CLEARWATER — A fruitless search for a "most wanted" fugitive led federal authorities Wednesday to a Pennsylvania couple who happened to be on the run from fraud charges.
Tamara Santarelli, 44, and her husband, Victor Santarelli, 47, have been on the run since 2011, when a federal grand jury in Pennsylvania handed up an indictment accusing them of conspiring to defraud the estate of a dead relative.
On Wednesday, a team of U.S. Marshals, backed by Pinellas sheriff's deputies and St. Petersburg police, conducted an investigation into a tip on the whereabouts of a fugitive, which was generated from the TV show America's Most Wanted, sheriff's officials said.
The tip did not pan out, but it led authorities to the Flamingo Motel, 1806 Fort Harrison Ave., where they spoke with a man who wouldn't tell them his name, officials said.
"It started because they couldn't identify the individual," said sheriff's spokeswoman Cecilia Barreda. "He was just not being forthcoming about who he was."
After giving authorities multiple dates of birth, the man finally agreed to have his fingerprints taken and his image scanned into a facial recognition software program, authorities said. The information was run through an FBI database, which identified the man as Victor Santarelli.

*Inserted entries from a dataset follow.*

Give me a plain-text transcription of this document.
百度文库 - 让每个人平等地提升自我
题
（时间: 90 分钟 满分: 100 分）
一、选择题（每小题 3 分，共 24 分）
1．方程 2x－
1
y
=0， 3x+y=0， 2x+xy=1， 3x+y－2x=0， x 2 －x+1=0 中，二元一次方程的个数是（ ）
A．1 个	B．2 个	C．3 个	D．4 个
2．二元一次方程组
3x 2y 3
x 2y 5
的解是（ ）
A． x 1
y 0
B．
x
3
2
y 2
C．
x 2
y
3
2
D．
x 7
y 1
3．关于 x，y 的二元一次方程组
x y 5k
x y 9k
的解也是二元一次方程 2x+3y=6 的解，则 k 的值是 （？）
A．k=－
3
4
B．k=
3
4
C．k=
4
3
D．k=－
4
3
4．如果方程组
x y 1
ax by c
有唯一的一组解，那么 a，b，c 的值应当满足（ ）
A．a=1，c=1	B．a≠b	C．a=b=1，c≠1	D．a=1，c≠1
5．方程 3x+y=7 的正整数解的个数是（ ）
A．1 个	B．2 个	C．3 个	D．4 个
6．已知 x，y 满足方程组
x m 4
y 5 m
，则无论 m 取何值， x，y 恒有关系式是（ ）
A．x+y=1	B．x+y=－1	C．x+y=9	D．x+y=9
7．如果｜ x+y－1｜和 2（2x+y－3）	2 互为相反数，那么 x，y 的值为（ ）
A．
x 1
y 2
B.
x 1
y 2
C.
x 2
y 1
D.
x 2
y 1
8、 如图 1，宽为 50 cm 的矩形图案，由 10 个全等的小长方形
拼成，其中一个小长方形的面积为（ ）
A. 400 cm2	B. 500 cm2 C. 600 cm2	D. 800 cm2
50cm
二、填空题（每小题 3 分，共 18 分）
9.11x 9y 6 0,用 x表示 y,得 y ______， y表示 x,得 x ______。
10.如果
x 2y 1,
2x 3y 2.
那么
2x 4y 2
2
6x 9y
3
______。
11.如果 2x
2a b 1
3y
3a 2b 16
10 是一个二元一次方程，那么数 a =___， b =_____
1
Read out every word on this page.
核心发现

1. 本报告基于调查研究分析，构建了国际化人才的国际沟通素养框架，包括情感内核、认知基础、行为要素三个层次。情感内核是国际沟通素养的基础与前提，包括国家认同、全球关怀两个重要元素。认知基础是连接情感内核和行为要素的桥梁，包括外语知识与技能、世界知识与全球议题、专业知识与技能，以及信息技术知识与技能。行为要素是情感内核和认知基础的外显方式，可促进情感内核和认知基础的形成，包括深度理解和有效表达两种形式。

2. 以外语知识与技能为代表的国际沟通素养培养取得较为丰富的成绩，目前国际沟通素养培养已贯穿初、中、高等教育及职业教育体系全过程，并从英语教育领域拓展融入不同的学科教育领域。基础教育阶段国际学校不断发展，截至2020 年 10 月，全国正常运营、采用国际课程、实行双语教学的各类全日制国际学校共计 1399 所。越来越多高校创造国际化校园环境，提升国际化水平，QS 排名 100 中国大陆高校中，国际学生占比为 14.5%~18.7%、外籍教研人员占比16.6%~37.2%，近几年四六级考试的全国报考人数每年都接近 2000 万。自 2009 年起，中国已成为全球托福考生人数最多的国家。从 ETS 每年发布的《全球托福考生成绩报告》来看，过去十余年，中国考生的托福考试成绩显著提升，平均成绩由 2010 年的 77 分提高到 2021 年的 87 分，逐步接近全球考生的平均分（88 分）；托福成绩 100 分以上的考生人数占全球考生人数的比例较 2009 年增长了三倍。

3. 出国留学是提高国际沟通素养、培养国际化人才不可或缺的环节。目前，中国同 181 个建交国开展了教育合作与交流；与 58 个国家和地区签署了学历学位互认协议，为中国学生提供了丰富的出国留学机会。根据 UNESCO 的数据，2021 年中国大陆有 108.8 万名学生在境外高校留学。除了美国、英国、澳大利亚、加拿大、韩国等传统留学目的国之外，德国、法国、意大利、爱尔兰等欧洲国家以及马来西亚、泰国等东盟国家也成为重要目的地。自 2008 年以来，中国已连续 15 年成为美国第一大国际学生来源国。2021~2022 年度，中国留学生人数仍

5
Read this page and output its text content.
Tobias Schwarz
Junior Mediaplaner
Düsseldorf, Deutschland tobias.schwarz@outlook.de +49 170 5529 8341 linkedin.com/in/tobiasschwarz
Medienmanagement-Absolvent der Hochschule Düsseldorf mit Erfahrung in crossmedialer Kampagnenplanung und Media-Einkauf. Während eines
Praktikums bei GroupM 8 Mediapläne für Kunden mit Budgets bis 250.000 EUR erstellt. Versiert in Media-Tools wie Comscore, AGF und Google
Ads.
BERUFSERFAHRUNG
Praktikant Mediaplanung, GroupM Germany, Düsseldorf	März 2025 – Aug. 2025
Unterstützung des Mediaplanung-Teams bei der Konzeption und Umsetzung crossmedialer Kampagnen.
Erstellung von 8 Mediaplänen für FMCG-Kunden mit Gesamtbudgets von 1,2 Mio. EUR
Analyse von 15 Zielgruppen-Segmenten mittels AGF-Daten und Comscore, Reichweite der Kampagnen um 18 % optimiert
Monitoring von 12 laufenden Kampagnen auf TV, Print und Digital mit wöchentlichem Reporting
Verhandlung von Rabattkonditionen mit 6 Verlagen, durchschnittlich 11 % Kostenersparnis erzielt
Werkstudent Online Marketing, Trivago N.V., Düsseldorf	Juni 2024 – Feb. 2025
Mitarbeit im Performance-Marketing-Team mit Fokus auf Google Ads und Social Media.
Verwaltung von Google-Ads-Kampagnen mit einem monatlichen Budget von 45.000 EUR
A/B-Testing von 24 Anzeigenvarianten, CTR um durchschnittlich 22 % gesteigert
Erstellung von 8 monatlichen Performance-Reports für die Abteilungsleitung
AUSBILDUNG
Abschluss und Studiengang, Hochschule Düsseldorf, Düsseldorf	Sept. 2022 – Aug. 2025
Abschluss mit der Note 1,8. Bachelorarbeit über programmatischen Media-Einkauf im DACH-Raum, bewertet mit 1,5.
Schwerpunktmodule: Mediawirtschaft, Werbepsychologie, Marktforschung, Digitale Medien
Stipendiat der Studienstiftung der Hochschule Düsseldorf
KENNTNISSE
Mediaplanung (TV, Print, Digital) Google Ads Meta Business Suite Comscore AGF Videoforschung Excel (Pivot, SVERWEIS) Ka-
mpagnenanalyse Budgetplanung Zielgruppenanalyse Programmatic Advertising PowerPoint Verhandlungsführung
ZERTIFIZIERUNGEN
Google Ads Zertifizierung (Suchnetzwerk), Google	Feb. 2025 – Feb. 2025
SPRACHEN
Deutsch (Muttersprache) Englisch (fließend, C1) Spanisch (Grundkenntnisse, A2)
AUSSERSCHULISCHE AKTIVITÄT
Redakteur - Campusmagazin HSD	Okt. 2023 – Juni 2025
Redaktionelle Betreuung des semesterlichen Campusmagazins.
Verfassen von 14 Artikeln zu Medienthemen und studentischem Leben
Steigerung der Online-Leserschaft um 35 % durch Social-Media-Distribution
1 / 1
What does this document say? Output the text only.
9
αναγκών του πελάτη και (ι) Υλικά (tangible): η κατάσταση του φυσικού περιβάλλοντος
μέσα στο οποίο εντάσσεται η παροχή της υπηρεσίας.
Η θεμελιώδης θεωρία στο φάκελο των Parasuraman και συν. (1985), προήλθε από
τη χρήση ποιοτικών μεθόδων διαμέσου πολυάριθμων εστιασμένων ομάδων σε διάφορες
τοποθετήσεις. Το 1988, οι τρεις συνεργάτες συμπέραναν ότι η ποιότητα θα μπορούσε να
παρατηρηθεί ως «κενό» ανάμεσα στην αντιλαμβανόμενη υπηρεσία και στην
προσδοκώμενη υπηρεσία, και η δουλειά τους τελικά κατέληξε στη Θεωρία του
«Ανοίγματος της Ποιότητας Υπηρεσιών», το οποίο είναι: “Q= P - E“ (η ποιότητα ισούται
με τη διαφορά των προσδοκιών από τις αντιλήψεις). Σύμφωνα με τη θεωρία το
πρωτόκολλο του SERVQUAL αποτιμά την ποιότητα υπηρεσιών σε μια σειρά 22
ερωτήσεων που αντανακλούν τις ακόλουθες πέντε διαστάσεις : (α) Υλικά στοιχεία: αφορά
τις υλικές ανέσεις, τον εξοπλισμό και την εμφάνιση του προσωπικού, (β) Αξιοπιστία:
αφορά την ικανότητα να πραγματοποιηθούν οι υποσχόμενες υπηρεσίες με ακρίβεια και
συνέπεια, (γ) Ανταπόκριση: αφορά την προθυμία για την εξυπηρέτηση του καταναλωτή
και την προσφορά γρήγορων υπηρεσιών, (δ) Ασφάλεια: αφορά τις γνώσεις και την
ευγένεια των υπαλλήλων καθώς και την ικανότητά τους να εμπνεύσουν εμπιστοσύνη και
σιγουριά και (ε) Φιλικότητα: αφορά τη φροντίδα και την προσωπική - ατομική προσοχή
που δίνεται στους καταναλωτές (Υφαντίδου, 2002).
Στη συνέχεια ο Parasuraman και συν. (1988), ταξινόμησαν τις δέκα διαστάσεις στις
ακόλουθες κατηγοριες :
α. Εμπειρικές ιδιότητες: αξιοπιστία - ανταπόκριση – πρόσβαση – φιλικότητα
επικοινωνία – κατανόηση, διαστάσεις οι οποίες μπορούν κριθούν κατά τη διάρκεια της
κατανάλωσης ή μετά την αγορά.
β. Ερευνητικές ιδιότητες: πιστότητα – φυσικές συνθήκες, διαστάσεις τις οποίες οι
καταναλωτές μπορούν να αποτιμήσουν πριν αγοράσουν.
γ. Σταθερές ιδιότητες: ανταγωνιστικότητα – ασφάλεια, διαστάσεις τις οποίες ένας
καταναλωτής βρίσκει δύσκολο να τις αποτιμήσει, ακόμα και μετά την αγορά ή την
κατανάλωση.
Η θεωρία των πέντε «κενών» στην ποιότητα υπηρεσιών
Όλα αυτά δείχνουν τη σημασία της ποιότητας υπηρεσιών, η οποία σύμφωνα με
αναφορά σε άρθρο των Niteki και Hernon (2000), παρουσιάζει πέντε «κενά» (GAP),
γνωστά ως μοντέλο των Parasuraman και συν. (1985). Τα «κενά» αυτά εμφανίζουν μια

Deputies arrested him and a woman who was with him at the motel, who was identified as Tamara Santarelli. The two were booked in the Pinellas County Jail pending extradition to Pennsylvania.
Sheriff's officials did not identify the fugitive that federal authorities were initially seeking when they came across the Santarelli's.
The couple faces charges of mail and wire fraud in connection with efforts to steal $75,000 from Joann Striminsky of Peckville, Pa., a great aunt for whom they cared until she died in January 2007, authorities said. Their plan included making themselves beneficiaries on Striminsky's insurance policies.
It isn't the first time the couple has been accused of fraud. Pennsylvania police charged them in 2009 with fraud for an alleged plot to cover up Striminsky's death and collect $13,000 in insurance money. However, the state later dropped the charges against Tamara.
Also in 2009, the couple was charged with setting fire to a home and a bathhouse they owned at a Pennsylvania campground. The charges against Victor were dismissed, but Tamara pleaded guilty to arson and reckless endangerment in 2011.
Information from the Scranton Times-Tribune contributed to this report.